Call a topological space $\langle X,\mathscr{O}\rangle$ regular iff it is both $T_0$ and $T_3$: for every point $x\notin A$, where $A$ is a closed subsets of $X$, there are open and disjoint sets $V$ and $U$ such that $x\in V$ and $A\subseteq U$.
A $\langle X,\mathscr{O}\rangle$ space is linear-based iff in every its point there is a local basis which is linearly ordered by $\subseteq$ relation.
Could you give me an example of a regular space which is not linear-based?
An uncountable product of copies of the unit interval or of the discrete two element space. Indeed none of the points in this space has a linearly ordered local basis.

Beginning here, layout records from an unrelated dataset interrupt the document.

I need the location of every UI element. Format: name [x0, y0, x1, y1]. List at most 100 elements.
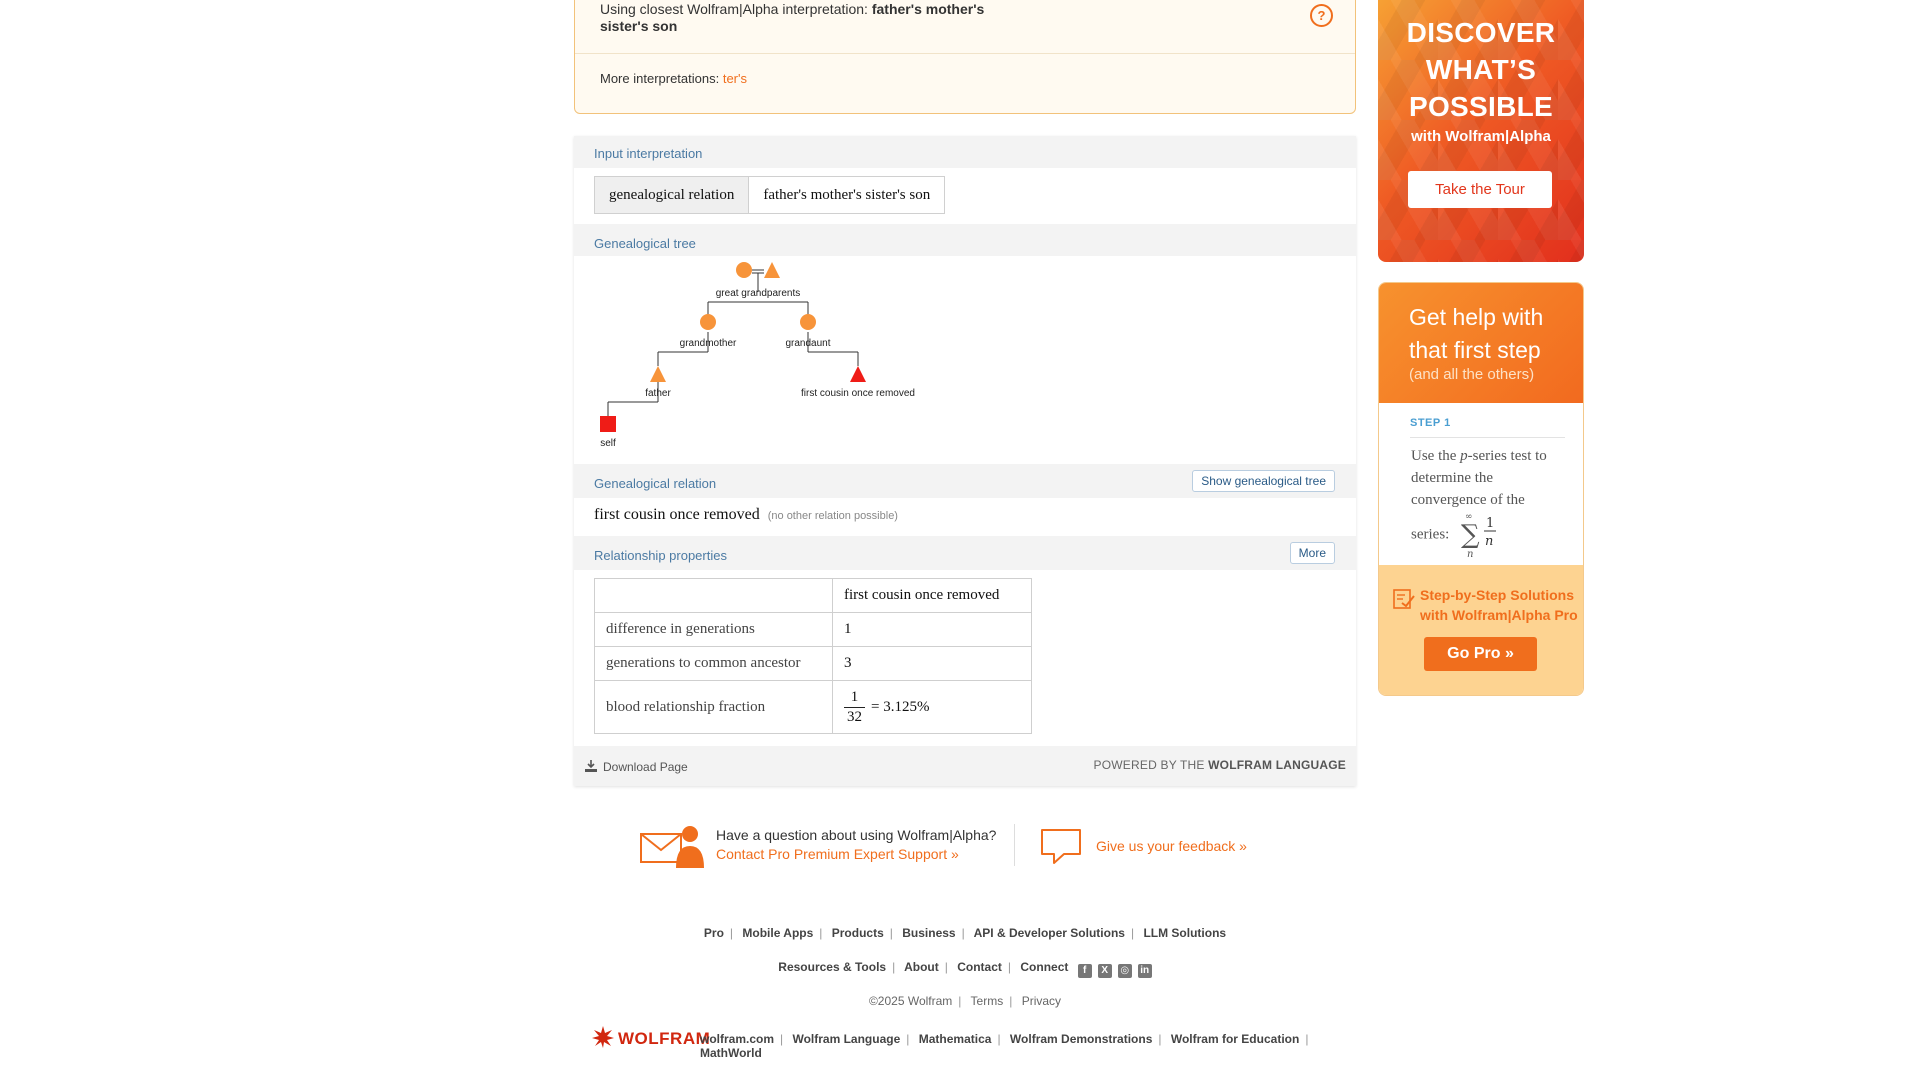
footer-link-products[interactable]: Products [832, 926, 884, 940]
footer-link-api[interactable]: API & Developer Solutions [974, 926, 1125, 940]
powered-by-brand: WOLFRAM LANGUAGE [1208, 758, 1346, 772]
step-by-step-ad: Get help with that first step (and all t… [1378, 282, 1584, 696]
table-row-label: difference in generations [594, 612, 833, 647]
table-row: blood relationship fraction 1 32 = 3.125… [594, 680, 1032, 734]
svg-text:n: n [1467, 549, 1473, 559]
interpretation-cell: father's mother's sister's son [763, 187, 931, 203]
footer-link-connect: Connect [1020, 960, 1069, 974]
footer-link-contact[interactable]: Contact [957, 960, 1002, 974]
footer-link-resources[interactable]: Resources & Tools [778, 960, 886, 974]
show-genealogical-tree-button[interactable]: Show genealogical tree [1192, 470, 1335, 492]
interpretation-cell: genealogical relation [595, 177, 750, 213]
grandaunt-node [800, 314, 816, 330]
grandmother-node [700, 314, 716, 330]
svg-text:∑: ∑ [1461, 520, 1480, 550]
contact-support-link[interactable]: Contact Pro Premium Expert Support » [716, 845, 996, 864]
wolfram-logo[interactable]: WOLFRAM [592, 1026, 710, 1049]
step-label: STEP 1 [1410, 417, 1565, 438]
footer-link-llm[interactable]: LLM Solutions [1143, 926, 1226, 940]
contact-row: Have a question about using Wolfram|Alph… [640, 822, 1290, 870]
feedback-link[interactable]: Give us your feedback » [1096, 838, 1247, 854]
footer-links-row-1: Pro | Mobile Apps | Products | Business | AP… [703, 926, 1227, 940]
footer-link-business[interactable]: Business [902, 926, 955, 940]
ad-promo: Step-by-Step Solutions with Wolfram|Alph… [1379, 565, 1583, 695]
more-button[interactable]: More [1289, 542, 1335, 564]
footer-link-demonstrations[interactable]: Wolfram Demonstrations [1010, 1032, 1152, 1046]
wolfram-spikey-icon [592, 1026, 614, 1048]
footer-link-terms[interactable]: Terms [971, 994, 1004, 1008]
footer-link-privacy[interactable]: Privacy [1022, 994, 1061, 1008]
footer-link-mobile-apps[interactable]: Mobile Apps [742, 926, 813, 940]
pod-input-interpretation: genealogical relation father's mother's … [574, 168, 1356, 224]
table-row-label: blood relationship fraction [594, 680, 833, 734]
footer-link-mathworld[interactable]: MathWorld [700, 1046, 762, 1060]
interpretation-text: Using closest Wolfram|Alpha interpretati… [600, 1, 1020, 35]
footer-link-pro[interactable]: Pro [704, 926, 724, 940]
linkedin-icon[interactable]: in [1137, 964, 1152, 978]
great-grandfather-node [764, 262, 780, 278]
powered-by-prefix: POWERED BY THE [1093, 758, 1209, 772]
svg-text:n: n [1485, 534, 1493, 549]
pod-title-relationship-properties: Relationship properties [594, 548, 727, 563]
self-node [600, 416, 616, 432]
discover-ad-title-line: DISCOVER [1406, 17, 1556, 48]
footer-link-education[interactable]: Wolfram for Education [1171, 1032, 1299, 1046]
pod-title-genealogical-tree: Genealogical tree [594, 236, 696, 251]
footer-link-mathematica[interactable]: Mathematica [919, 1032, 992, 1046]
table-row-label: generations to common ancestor [594, 646, 833, 681]
speech-bubble-icon [1041, 829, 1081, 864]
more-interpretations-label: More interpretations: [600, 71, 723, 86]
pod-title-genealogical-relation: Genealogical relation [594, 476, 717, 491]
help-icon[interactable]: ? [1310, 4, 1333, 27]
download-page-link[interactable]: Download Page [585, 760, 688, 774]
x-icon[interactable]: X [1097, 964, 1112, 978]
series-formula: ∞ ∑ n 1 n [1461, 511, 1501, 560]
go-pro-button[interactable]: Go Pro » [1424, 637, 1537, 671]
table-cell [594, 578, 833, 613]
promo-text-line: with Wolfram|Alpha Pro [1420, 607, 1578, 623]
footer-links-row-4: wolfram.com | Wolfram Language | Mathemati… [700, 1032, 1309, 1060]
results-pods: Input interpretation genealogical relati… [574, 136, 1356, 786]
footer-link-wolfram-language[interactable]: Wolfram Language [792, 1032, 900, 1046]
instagram-icon[interactable]: ◎ [1117, 964, 1132, 978]
ad-header: Get help with that first step (and all t… [1379, 283, 1583, 403]
table-row-value: 1 [832, 612, 1032, 647]
discover-ad-title: DISCOVER WHAT’S POSSIBLE [1378, 14, 1584, 125]
footer-copyright: ©2025 Wolfram [868, 994, 953, 1008]
great-grandmother-node [736, 262, 752, 278]
discover-ad[interactable]: DISCOVER WHAT’S POSSIBLE with Wolfram|Al… [1378, 0, 1584, 262]
step-description: Use the p-series test to determine the c… [1411, 445, 1561, 560]
ad-title-line: Get help with [1409, 304, 1544, 330]
table-header: first cousin once removed [832, 578, 1032, 613]
relationship-properties-table: first cousin once removed difference in … [594, 578, 1032, 734]
fraction: 1 32 [844, 688, 865, 727]
pod-relationship-properties: first cousin once removed difference in … [574, 570, 1356, 746]
facebook-icon[interactable]: f [1077, 964, 1092, 978]
table-row: difference in generations 1 [594, 612, 1032, 647]
powered-by[interactable]: POWERED BY THE WOLFRAM LANGUAGE [1094, 758, 1346, 772]
tree-label-great-grandparents: great grandparents [716, 288, 801, 299]
step-variable: p [1460, 448, 1468, 464]
contact-question: Have a question about using Wolfram|Alph… [716, 827, 997, 843]
tree-label-grandmother: grandmother [680, 338, 737, 349]
pod-footer: Download Page POWERED BY THE WOLFRAM LAN… [574, 746, 1356, 786]
ad-title-line: that first step [1409, 337, 1541, 363]
checklist-icon [1393, 589, 1415, 609]
discover-ad-subtitle: with Wolfram|Alpha [1411, 128, 1551, 145]
interpretation-cells: genealogical relation father's mother's … [594, 176, 946, 214]
take-the-tour-button[interactable]: Take the Tour [1408, 171, 1552, 208]
table-row-value-fraction: 1 32 = 3.125% [832, 680, 1032, 734]
table-row: first cousin once removed [594, 578, 1032, 613]
pod-title-input-interpretation: Input interpretation [594, 146, 703, 161]
footer-link-wolfram-com[interactable]: wolfram.com [700, 1032, 774, 1046]
download-icon [585, 760, 597, 772]
genealogical-tree-diagram: great grandparents grandmother grandaunt… [600, 262, 915, 449]
step-text: Use the [1411, 448, 1461, 464]
tree-label-father: father [645, 388, 671, 399]
more-interpretations-link[interactable]: ter's [723, 71, 747, 86]
download-page-label: Download Page [603, 760, 688, 774]
footer-link-about[interactable]: About [904, 960, 939, 974]
discover-ad-title-line: WHAT’S [1425, 54, 1537, 85]
cousin-node [850, 366, 866, 382]
svg-text:1: 1 [1486, 516, 1494, 531]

Let us have a look at the latter. Let $X:= \prod_I \{0,1\}$, let $0\in X$ be the sequence which is zero everywhere and let $S_i\subset X$ be the subset consisting of all sequences whose $i$-th coordinate is zero.
By definition of the product topology, any open neighborhood of $0$ can be contained in only finitely many of the $S_i$'s.
Now suppose you have a linearly ordered basis $B$. Assign to each basis element $U$ the finite subset $f(U) = \{i\in I| S_i\supset U\}$.
Since $B$ is a basis, we know that every $i$ appears in some $f(U)$. It follows that $I$ is an union of nested, finite sets and hence countable. Contradiction!